In the early 1990s Verhalen helped start Grand Junction Networks, an Ethernet switching company. Switching, at the time, was the right answer to a problem the industry had not fully admitted it had. Cisco bought Grand Junction. The technology went on to anchor a major division at Cisco for years. If you have ever plugged an Ethernet cable into anything, there is a non-trivial chance you have used a descendant of work he helped seed.
The pattern repeated. Unwired Planet, the company that became Openwave, went public in 1999 carrying his board imprint. SiTera, a networking silicon outfit, sold to Vitesse. Alteon WebSystems listed on Nasdaq and was acquired by Nortel for billions. None of these names trend on social. All of them quietly mattered.
A Portfolio Made Of Pipes.
Look at where Verhalen sits today and the through-line holds. He is the lead independent director at Ambarella, the publicly traded computer-vision semiconductor company best known for putting smart chips inside cameras, drones, and the eyes of autonomous machines. Among his more recent infrastructure bets is Sila, the next-generation battery materials company building silicon-dominant anodes - a hardware story, not a software one, with a multi-year horizon and capex to match.

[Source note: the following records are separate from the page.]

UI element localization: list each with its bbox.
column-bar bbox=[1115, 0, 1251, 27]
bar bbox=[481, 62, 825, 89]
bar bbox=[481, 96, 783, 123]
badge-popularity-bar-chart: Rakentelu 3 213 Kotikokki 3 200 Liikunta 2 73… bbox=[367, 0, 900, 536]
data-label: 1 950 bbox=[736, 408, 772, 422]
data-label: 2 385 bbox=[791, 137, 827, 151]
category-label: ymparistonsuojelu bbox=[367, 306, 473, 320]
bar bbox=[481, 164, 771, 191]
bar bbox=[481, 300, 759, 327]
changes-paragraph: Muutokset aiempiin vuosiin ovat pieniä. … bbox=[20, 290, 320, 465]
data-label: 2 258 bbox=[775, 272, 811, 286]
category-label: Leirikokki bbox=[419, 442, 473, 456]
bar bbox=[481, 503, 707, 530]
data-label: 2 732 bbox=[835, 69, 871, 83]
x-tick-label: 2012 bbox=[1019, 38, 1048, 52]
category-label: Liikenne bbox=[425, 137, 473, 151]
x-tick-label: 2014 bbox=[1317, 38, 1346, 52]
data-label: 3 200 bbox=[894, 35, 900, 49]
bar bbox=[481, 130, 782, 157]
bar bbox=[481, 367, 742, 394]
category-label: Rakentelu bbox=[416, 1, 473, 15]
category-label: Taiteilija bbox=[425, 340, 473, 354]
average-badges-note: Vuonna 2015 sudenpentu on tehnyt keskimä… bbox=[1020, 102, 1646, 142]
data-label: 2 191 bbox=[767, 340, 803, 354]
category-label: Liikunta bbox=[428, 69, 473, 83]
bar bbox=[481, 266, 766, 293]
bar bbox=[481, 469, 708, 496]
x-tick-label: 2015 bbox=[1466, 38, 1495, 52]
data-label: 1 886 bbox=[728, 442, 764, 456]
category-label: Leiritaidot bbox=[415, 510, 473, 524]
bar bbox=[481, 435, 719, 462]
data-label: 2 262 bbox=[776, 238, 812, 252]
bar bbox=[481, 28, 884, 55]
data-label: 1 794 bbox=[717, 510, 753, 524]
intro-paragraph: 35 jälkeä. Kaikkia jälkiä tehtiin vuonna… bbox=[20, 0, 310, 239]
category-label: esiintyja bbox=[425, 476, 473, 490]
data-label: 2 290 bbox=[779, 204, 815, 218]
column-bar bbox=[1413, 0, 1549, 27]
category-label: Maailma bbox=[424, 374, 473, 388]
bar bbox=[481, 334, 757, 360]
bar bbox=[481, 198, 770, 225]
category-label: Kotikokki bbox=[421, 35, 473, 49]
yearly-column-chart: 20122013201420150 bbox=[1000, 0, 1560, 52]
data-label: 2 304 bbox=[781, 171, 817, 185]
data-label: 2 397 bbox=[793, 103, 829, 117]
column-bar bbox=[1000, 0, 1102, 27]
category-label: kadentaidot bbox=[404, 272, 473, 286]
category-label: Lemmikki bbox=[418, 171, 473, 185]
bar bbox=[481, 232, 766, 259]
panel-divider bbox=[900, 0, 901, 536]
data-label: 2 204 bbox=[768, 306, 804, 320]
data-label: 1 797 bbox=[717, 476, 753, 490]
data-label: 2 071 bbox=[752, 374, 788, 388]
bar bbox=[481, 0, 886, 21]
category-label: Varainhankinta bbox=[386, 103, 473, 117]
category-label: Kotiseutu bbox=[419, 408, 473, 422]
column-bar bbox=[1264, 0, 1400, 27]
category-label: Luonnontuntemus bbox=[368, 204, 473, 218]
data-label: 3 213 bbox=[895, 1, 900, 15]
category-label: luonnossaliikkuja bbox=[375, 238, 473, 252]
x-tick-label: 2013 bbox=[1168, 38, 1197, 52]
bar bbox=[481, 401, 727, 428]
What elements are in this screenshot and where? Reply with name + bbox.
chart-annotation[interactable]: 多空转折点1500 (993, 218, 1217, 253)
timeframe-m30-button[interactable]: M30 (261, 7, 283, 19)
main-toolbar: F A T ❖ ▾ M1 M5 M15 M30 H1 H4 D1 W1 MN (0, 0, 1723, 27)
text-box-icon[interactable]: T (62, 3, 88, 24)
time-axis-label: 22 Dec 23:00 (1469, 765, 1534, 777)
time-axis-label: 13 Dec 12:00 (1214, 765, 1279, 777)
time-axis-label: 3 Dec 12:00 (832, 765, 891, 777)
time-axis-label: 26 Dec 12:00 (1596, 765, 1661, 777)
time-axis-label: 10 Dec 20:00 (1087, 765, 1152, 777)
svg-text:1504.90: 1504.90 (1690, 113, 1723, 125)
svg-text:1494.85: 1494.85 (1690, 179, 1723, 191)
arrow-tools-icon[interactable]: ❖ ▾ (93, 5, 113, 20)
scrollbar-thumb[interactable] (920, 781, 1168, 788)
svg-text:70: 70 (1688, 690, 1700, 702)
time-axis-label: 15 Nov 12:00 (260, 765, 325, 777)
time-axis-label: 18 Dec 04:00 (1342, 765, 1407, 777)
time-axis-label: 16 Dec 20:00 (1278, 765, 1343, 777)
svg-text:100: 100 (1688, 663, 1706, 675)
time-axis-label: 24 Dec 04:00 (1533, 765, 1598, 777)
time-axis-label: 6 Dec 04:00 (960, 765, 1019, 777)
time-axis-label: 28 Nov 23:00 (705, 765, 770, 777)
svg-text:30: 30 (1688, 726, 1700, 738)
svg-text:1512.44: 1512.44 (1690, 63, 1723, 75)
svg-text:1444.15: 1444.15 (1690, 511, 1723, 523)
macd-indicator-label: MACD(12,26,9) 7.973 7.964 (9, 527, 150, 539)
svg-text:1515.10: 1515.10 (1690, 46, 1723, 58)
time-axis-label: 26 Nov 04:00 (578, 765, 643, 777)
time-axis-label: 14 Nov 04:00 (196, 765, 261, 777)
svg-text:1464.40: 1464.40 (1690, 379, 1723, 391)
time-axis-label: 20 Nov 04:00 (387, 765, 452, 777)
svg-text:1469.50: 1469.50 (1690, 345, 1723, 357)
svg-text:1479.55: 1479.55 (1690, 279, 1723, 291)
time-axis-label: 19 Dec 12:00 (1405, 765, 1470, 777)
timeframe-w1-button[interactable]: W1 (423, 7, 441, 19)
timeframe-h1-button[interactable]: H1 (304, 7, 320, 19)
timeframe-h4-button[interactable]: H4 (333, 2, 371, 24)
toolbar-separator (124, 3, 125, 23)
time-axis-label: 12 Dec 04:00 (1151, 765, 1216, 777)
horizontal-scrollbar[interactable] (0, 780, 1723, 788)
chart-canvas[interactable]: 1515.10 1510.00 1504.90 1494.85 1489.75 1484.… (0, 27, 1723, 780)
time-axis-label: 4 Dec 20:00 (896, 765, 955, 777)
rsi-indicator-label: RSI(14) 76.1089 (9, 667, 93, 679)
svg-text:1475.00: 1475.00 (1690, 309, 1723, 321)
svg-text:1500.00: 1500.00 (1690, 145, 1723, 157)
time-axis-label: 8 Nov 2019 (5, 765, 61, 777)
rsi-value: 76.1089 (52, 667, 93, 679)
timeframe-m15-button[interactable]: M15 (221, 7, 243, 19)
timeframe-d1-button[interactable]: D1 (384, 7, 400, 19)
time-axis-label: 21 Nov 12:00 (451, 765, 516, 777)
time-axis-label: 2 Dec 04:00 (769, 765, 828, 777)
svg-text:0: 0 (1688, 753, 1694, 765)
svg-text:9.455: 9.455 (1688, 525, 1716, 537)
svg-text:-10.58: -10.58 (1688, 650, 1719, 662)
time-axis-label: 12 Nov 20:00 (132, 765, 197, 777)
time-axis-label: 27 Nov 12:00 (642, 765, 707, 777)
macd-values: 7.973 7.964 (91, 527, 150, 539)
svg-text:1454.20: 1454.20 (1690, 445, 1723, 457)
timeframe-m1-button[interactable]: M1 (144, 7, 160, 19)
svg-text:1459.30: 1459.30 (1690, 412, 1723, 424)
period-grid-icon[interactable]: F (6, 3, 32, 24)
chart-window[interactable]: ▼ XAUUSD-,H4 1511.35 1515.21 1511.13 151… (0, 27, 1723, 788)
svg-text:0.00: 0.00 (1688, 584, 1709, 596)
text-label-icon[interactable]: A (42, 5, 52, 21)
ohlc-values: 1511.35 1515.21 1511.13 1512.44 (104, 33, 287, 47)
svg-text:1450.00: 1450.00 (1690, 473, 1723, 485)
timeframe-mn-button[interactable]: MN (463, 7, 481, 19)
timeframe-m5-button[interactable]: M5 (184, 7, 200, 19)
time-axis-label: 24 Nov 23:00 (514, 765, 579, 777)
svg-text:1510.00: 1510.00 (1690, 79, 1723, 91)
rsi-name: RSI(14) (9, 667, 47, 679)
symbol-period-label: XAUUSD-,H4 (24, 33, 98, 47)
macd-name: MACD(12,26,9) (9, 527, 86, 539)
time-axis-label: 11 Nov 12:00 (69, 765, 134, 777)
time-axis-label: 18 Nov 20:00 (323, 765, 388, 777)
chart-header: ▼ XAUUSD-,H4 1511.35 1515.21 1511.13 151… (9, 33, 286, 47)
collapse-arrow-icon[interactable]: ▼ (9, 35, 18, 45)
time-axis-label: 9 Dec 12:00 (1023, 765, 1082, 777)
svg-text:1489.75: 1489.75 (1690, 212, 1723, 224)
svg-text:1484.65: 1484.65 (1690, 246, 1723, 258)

Hardware is back in vogue in 2026 because AI made it impossible to ignore. Verhalen never stopped paying attention. He has been buying picks and shovels through three platform shifts: client-server, mobile, cloud, and now AI infrastructure. The same questions apply each time. Who controls the bottleneck. Who owns the standard. Who is one Moore's-law turn from owning the category.
The Contrarian Posture, Without The Costume.
Matrix describes itself as a metrics-first SaaS investor and a partner for company builders from seed through Series A. Verhalen sits inside that culture as the operator with the longest receipts. He is not a thesis-of-the-month investor. He is the partner you call when the data sheet matters more than the narrative.
There is a kind of contrarianism that is performative and a kind that is structural. His is structural. He has worked inside the parts of the computing stack that get described in white papers, not keynotes. That history means he can underwrite hardware risk, manufacturing risk, standards risk - the categories most generalist VCs outsource to their associates. The reward is dealflow. Founders building in chips, networking, energy storage, sensors, and the awkward middle of deep tech tend to find their way to partners like Verhalen because the partner can actually read the schematic.
What He Funds, In One Line.
Hardware-shaped companies. Network-shaped companies. Anything where the moat is a deeply technical thing that takes years to build and then takes years to displace. Geography is wide - Matrix invests across the U.S., Israel, India, Asia-Pacific, and Latin America. Stage is narrow - seed to Series A, written early enough to actually shape the company. Check size starts around a hundred thousand and runs to ten million, with most checks landing near a million. The thesis, in 1992 and in 2026, is the same. Back the contrarian who has earned the right to be contrarian.
The Cornell Through-Line.
Three Cornell degrees, all stacked between 1974 and 1981. B.S. and M.Eng. in electrical engineering, MBA from Johnson in marketing and operations. The combination is itself a thesis. Engineers who can sell are rare. Engineers who can sell and then learn to allocate capital across three decades are rarer. He has the credential trio that explains the career and never needs to be name-dropped.
Why The Headline Matters.
Andrew Verhalen does not pose for the cover of the magazine. He is one of those partners other partners quietly cite when they need to make a hardware bet defensible to their committee. His name appears on board lists more often than on stages. The companies that win in the infrastructure layer rarely throw launch parties, and when they do, the founders thank the engineers, not the investors.
That suits him. The check writes the same either way.